The theory of focal infection is kept alive today by the American legal tort system (lawyers using junk science to turn a profit), the holistic health movement, and even by a relatively small number of dentists who rely on these debunked theories to sell holistic (spa) dentistry to wealthy patrons.  Dentists selling these services generally are true believers. "The patient's ills can be cured if the offending teeth are extracted and replaced with implants, or if their amalgam fillings are all removed and replaced with composites or crowns."  This belief is, however based on the debunked theories of Hunter and Price, and not on scientific evidence.  

The holistic movement has tried to update the concept of anachoresis by renaming it.  In the mid 1970's, the term "cavitational osteopathosis" ("CO") was coined.  In the 1980's it was renamed "neuralgia inducing cavitational osteonecrosis" ("NICO").  The new names have not changed the concept underlying the theory; and the science underlying the theory remains the same as it was in the early 20th century.

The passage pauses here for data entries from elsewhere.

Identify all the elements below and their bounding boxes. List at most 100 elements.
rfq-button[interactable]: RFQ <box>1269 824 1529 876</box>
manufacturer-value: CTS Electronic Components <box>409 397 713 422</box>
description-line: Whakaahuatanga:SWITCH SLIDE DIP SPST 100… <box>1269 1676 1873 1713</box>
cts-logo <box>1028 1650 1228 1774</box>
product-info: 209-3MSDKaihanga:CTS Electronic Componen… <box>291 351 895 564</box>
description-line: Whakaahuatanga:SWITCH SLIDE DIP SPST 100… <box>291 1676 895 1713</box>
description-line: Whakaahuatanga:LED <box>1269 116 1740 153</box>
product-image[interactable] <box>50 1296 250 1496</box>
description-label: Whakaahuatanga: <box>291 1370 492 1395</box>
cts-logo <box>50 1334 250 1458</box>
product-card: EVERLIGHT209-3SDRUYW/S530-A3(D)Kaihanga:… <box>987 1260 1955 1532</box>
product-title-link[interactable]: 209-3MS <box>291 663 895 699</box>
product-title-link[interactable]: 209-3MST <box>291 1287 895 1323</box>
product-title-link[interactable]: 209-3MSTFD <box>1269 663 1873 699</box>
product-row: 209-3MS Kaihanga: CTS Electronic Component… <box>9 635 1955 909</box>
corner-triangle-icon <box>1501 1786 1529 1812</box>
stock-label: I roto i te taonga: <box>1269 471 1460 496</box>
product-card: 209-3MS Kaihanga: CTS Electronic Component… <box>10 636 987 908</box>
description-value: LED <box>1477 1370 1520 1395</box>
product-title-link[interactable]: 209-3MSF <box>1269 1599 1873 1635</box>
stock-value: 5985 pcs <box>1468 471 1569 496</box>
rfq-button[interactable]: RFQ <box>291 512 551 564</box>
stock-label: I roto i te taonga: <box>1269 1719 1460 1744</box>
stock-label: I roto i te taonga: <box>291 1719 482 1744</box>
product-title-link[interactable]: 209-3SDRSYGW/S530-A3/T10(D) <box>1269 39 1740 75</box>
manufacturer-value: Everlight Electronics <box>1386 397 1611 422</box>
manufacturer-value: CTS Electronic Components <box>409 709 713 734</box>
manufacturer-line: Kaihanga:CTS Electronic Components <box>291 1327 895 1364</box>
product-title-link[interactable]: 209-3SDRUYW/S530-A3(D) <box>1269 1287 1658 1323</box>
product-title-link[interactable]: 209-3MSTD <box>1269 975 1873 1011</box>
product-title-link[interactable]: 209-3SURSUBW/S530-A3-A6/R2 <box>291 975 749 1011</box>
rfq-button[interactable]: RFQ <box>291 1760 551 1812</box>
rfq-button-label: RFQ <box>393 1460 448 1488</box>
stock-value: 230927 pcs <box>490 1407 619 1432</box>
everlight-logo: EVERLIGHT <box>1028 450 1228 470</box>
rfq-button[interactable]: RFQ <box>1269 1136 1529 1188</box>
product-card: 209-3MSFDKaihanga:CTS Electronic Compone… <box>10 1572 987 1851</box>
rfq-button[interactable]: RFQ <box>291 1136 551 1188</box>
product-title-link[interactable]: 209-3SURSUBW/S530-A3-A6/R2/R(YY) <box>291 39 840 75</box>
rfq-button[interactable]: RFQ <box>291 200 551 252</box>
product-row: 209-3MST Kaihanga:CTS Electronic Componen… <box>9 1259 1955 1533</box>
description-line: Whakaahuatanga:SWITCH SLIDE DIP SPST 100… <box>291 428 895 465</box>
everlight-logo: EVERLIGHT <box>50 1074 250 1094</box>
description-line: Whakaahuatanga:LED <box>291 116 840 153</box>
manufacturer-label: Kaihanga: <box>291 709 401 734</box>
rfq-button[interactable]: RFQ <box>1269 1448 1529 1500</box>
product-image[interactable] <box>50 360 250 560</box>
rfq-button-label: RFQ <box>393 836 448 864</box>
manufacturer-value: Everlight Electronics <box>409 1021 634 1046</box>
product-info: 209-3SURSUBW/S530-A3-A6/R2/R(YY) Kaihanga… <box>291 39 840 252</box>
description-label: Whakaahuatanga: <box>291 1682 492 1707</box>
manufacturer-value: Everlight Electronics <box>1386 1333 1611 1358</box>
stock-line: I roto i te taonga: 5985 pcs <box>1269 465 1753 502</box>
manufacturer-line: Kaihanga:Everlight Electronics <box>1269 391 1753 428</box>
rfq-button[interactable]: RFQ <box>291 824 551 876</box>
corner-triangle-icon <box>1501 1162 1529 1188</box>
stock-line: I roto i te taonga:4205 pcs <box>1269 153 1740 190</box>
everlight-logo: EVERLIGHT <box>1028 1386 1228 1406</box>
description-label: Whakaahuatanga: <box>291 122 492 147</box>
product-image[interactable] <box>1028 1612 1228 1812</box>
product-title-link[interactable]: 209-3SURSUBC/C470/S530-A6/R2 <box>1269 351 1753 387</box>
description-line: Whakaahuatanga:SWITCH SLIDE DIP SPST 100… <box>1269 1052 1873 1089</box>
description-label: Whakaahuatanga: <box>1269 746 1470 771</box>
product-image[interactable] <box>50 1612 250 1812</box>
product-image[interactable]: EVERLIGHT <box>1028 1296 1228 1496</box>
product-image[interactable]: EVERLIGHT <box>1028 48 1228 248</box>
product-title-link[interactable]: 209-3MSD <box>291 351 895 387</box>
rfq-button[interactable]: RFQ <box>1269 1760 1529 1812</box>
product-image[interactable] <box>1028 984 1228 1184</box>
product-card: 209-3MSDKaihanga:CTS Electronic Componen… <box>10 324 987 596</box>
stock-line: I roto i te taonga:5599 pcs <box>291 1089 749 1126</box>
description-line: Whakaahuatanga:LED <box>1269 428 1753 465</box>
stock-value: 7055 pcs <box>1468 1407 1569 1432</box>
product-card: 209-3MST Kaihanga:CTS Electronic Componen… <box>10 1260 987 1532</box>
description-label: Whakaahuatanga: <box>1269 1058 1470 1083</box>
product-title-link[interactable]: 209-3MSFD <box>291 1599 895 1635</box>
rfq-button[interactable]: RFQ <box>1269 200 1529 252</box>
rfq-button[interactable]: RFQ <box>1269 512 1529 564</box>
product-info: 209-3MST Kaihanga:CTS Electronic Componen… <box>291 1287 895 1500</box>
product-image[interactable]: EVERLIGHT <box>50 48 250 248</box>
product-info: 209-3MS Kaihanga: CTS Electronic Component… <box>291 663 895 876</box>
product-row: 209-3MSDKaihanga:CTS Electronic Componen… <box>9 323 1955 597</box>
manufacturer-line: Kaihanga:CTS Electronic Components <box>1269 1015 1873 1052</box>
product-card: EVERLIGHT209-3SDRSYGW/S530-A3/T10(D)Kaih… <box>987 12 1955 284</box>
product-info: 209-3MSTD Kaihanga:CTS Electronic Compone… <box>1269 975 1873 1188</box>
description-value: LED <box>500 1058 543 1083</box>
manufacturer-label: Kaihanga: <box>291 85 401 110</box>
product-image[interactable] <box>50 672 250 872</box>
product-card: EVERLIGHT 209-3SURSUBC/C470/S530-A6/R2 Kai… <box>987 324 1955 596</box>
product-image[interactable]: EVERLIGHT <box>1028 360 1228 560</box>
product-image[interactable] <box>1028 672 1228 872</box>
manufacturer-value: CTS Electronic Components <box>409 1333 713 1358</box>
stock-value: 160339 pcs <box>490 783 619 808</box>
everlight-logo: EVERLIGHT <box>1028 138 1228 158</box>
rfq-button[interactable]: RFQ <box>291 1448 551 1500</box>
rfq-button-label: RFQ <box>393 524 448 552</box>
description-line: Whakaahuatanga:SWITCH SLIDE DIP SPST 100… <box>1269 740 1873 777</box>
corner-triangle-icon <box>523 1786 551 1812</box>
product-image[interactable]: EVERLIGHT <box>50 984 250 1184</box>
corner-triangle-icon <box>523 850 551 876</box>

This is not to say that there is NO validity to the theory of anachoresis.  Bacteria from an infection any place in the body CAN be carried by the blood or lymphatic system to distant parts of the body where they can form another infection. The symptoms of this sort of anachoresis are, however, quite specific and do not resemble any disease entity except a straight forward organic infection.  They include infections of the heart (sub-acute bacterial endocarditis), especially in persons who have had a history of rheumatic fever or heart murmur, and on rare occasions, infections of implanted appliances such as artificial joints.  There is NO indication that there is a correlation between the teeth and any other disease entity for which the cause is otherwise unknown.